I’m now in my seventies and feel I’ve lived a fairly lucky life. I met my wife Tina fifty years ago whilst I was working in a holiday camp. We have two grown-up sons, who are making their own way through life, and two beautiful granddaughters.

Life is tough and can be very hard and sometimes very cold.  We were not born with any direction, but I’ve found that life is what you make it and it’s your own choice which way you go. I’ve never blamed anybody for my early life but the brief time I spent working in Bosnia taught me one important thing: life is precious. Being in an environment where death was a constant fear and after becoming a close companion to the majority of people I was with, I learnt that it is very easy to die.
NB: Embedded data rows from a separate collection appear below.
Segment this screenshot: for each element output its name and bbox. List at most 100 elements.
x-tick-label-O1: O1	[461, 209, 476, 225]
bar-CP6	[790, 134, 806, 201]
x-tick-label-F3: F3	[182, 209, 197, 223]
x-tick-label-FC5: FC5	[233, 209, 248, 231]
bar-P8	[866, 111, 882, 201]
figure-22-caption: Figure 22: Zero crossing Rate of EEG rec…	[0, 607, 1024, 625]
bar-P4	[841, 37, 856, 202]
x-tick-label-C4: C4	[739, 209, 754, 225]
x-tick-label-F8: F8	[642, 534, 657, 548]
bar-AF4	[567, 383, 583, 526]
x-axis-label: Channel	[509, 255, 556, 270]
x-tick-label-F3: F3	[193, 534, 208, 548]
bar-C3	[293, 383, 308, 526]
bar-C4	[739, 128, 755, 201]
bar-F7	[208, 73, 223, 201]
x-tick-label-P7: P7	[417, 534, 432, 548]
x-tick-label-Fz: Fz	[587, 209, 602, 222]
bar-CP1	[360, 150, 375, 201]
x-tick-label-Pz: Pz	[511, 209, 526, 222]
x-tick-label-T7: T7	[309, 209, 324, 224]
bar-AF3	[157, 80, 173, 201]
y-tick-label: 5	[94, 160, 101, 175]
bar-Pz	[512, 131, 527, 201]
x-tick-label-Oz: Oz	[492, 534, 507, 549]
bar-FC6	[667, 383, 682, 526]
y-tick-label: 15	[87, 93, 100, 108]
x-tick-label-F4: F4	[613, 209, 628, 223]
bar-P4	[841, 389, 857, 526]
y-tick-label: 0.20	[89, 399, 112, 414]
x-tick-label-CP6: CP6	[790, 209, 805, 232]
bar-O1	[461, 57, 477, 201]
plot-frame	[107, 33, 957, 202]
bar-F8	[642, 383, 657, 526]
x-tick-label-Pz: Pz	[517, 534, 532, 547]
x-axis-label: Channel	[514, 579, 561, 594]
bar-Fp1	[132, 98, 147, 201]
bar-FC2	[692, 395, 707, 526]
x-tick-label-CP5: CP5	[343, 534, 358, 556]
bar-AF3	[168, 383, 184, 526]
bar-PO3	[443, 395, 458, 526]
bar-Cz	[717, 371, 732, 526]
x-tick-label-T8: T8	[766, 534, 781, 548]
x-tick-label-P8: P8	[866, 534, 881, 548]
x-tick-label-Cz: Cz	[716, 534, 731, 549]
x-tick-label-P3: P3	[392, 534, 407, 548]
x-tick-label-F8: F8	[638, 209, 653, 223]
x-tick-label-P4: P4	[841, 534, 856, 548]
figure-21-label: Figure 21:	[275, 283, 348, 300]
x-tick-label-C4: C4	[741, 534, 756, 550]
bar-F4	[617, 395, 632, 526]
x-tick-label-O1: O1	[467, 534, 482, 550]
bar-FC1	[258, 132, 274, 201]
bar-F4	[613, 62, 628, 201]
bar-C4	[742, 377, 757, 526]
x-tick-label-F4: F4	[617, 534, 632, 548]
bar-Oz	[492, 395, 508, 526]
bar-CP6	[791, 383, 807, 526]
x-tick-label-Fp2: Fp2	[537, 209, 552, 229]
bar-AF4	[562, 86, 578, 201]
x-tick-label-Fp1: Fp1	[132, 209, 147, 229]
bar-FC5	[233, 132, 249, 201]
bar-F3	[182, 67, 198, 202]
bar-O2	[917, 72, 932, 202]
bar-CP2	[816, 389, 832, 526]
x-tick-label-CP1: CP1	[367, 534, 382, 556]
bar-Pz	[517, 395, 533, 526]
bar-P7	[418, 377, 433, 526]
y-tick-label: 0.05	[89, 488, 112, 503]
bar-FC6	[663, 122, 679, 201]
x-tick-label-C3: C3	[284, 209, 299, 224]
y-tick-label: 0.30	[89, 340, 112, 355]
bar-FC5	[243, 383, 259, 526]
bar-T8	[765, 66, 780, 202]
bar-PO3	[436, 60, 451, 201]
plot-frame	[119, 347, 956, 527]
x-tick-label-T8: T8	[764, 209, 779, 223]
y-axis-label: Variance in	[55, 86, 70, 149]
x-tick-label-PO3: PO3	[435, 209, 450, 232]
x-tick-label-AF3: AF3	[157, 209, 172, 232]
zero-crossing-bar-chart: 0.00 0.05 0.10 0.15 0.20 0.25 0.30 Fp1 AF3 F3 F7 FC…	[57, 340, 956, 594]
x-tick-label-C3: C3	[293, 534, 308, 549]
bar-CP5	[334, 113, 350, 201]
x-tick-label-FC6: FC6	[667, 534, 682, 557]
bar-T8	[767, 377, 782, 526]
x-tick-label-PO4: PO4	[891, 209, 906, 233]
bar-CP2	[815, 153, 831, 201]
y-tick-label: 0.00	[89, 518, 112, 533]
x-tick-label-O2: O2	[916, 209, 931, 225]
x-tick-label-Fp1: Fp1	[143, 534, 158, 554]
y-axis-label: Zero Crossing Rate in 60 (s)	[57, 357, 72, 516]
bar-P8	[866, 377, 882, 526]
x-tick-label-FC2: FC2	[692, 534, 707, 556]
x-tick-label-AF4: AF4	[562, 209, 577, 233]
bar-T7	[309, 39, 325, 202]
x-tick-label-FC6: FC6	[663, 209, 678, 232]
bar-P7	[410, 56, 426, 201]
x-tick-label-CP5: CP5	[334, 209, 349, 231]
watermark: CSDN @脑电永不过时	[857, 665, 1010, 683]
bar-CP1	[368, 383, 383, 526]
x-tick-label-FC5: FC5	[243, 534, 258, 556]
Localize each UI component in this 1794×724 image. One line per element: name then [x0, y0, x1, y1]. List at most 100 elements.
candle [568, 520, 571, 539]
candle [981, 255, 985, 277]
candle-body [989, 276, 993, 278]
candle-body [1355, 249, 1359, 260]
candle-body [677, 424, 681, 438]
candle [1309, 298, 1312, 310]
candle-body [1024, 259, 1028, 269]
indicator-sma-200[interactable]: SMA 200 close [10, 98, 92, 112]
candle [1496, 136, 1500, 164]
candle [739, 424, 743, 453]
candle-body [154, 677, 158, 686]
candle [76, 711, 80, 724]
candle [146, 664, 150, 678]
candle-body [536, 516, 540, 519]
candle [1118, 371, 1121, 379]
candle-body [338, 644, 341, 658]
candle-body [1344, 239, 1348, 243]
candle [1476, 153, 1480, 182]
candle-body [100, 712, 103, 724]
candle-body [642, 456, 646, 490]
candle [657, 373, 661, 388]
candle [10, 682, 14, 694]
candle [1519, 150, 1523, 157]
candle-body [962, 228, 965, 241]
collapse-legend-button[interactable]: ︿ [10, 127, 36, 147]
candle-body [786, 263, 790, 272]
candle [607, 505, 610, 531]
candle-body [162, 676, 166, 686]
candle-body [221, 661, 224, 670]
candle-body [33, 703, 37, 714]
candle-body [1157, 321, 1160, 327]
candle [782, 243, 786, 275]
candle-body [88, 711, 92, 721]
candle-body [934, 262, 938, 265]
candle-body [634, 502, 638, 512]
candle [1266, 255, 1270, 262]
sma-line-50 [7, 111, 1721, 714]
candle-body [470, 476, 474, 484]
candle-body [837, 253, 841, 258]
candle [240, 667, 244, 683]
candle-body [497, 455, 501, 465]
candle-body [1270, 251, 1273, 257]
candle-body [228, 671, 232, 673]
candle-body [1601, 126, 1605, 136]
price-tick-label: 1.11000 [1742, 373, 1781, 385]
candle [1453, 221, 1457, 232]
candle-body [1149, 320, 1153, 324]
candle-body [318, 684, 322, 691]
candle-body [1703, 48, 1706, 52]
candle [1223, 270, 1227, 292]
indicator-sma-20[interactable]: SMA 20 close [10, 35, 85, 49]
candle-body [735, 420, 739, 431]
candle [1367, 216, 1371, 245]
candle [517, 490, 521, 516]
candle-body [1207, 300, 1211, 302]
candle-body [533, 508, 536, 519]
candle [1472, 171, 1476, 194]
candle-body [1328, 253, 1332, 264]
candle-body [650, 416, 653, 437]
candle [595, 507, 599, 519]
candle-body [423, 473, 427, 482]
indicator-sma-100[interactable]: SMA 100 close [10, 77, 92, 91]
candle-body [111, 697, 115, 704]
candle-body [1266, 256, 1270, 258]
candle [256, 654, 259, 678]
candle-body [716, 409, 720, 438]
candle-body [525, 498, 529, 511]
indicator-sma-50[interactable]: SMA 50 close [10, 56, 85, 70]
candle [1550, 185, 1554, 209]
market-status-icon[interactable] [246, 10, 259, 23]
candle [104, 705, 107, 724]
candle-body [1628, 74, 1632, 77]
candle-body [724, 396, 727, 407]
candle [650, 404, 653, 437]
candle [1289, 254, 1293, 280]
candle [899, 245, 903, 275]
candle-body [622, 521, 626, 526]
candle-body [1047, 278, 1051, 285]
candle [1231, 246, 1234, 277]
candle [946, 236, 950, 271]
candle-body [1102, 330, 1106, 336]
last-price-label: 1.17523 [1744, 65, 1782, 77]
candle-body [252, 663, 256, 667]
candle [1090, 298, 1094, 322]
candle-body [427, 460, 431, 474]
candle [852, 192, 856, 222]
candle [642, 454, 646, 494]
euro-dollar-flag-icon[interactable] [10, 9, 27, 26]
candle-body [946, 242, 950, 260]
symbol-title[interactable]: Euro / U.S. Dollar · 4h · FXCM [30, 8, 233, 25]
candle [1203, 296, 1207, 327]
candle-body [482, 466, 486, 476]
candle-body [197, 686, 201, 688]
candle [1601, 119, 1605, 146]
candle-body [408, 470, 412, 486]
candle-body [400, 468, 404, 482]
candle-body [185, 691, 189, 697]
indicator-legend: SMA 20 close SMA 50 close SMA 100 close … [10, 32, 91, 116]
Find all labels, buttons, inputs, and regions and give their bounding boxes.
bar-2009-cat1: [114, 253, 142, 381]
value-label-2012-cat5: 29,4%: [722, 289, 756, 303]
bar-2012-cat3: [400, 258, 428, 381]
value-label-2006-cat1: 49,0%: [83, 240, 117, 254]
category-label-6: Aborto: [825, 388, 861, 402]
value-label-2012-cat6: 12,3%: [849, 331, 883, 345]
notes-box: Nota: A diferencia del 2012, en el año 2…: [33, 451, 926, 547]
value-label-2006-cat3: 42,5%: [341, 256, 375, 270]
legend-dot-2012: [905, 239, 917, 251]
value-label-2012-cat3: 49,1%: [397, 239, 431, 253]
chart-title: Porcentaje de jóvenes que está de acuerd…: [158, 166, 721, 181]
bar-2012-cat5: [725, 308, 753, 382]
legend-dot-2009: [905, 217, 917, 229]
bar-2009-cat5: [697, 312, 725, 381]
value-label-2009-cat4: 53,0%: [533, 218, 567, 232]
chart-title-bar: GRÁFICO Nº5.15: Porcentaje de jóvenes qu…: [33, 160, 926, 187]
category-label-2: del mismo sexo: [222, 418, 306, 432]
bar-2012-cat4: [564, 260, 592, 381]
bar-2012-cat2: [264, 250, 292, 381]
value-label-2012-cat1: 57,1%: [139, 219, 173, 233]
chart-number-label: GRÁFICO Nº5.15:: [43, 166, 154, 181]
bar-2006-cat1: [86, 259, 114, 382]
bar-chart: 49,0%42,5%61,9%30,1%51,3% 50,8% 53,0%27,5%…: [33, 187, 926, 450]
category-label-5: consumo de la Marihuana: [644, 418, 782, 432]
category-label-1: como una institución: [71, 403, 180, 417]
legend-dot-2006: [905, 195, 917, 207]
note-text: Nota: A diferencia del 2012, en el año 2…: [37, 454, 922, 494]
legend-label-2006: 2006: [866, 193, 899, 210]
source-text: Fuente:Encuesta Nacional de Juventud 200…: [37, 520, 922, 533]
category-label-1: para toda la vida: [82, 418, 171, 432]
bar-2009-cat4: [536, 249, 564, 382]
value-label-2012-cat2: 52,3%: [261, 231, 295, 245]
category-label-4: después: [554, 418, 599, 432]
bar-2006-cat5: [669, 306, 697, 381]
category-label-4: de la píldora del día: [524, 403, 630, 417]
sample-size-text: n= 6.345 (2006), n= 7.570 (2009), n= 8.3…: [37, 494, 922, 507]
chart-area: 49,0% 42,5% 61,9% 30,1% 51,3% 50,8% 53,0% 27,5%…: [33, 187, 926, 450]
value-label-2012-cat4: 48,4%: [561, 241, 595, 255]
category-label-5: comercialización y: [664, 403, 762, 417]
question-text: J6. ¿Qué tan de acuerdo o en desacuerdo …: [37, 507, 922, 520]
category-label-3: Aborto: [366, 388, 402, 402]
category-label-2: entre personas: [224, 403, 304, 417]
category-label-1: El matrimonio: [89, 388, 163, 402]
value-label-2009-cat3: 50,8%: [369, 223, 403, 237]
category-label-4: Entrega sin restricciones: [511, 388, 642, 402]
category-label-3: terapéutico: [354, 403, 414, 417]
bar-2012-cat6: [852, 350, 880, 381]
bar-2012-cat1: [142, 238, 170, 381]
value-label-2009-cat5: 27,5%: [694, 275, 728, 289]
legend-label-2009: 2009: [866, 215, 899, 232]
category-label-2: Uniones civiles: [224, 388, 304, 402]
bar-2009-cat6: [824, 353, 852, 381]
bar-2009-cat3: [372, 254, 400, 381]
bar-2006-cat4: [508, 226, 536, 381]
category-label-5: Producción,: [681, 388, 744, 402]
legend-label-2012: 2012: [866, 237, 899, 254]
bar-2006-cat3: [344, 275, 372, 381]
Living can be a struggle, but to me it is well worth it. During the past few years, I have had a few problems: I was diagnosed with bladder cancer which has, I am pleased to say, gone. I suffered a stroke, and then had to have a pacemaker fitted because my ticker went a bit wonky only to find I now have to live with prostate cancer.  But I still feel I’m a lucky person.

As mentioned, the poetry in this book was written back in the nineties on my return from Bosnia. I have always enjoyed words, and pretending to write the odd song but these poems appeared in my head and when they stopped appearing, the poetry was finished.

I only ever wrote three more poems after this, nothing to do with war or conflict, they are about my two sons and the titles are, ‘Our son beam’, ‘On Yer Bike’ and ‘Toys’.

That reminds me, I must look through my loft for the three pieces of paper.

As a civilian, war is something you hear about on the news or watch at the cinema, unless you are involved in a military way or your way of life is suddenly disrupted by it, it doesn’t seem real.

I watched such a war on our local news and eventually I was involved in it. It was the Bosnian conflict and the siege of Sarajevo.

I drove as a civilian convoy driver for eight months, I soon discovered that war is real. During my time I saw the hardship, nastiness, death and destruction that such a conflict can cause.

But it was on my return home that my attitude and my mentality to war changed. The incidents and poems enclosed between these pages are visions that haunted me.

The writing of them helped to settle me down and was my closure.